L’industrie du nickel en est un exemple parmi d’autres, comme l’illustre l’article de Sarinah, « Les travailleuses qui font le sale boulot de l’industrie indonésienne du nickel [4-Adresse n°21/246, p.39] ». Quant au changement climatique, sujet de tant de gloses masquant soit le déni soit l’impuissance à s’attaquer à ses racines, trop rares sont les appels unitaires, notamment en ces temps de canicule, comme celui que nous publions et qui à cette force de dessiner un large arc de forces [5–« Climat : un appel à la résistance démocratique, sociale et écologique » (Adresse n°21/248, p.45)].
Des expériences émancipatrices d’hier et d’aujourd’hui tracent des possibles pour nos colères, nos espérances et nos réflexions.
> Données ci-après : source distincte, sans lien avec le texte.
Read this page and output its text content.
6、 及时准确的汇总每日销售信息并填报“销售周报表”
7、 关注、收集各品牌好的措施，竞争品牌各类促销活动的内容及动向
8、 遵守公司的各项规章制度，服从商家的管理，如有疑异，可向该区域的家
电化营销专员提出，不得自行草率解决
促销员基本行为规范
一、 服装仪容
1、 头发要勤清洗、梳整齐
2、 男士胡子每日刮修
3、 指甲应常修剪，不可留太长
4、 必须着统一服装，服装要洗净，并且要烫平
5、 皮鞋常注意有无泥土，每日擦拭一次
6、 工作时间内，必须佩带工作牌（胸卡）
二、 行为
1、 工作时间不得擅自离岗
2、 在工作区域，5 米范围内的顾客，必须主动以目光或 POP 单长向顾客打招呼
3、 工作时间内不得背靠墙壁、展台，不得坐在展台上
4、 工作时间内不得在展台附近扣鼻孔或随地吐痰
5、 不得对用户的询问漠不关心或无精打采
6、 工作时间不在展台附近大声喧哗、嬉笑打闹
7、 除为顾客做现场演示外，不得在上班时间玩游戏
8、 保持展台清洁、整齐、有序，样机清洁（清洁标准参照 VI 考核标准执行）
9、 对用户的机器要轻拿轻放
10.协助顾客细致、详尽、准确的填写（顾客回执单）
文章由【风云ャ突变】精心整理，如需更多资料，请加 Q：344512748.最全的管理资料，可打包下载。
Des coopératives vivent et réhabilitent la primauté du droit d’usage sur le droit privatif de possession lucrative, comme le montre l’Organisation internationale du travail (OIT) qui rend compte d’une expérience éthiopienne [6-« Une coopérative avicole réhabilite la primauté du droit d’usage » (Adresse n°21/247, p. 42)].
De son côté, Enrique Cal, qui préside la Fédération uruguayenne des coopératives de logements, discute dans un long entretien de la place des coopératives dans la lutte pour l’émancipation sociale [7-« Le droit d’usage contre la spéculation immobilière » (Adresse n°21/250, p.49)].
Contre les mensonges des polices de la vérité, nous pouvons aussi opposer nos mémoires critiques et l’hier qui était un peu le présent. Quatre-vingt-dix ans après, Andy Durgan et ses « Réflexions sur la révolution espagnole de 1936 [8-Adresse n°21/251, p.58] » nous invite à apprendre des expériences et des erreurs en Catalogne et en Espagne.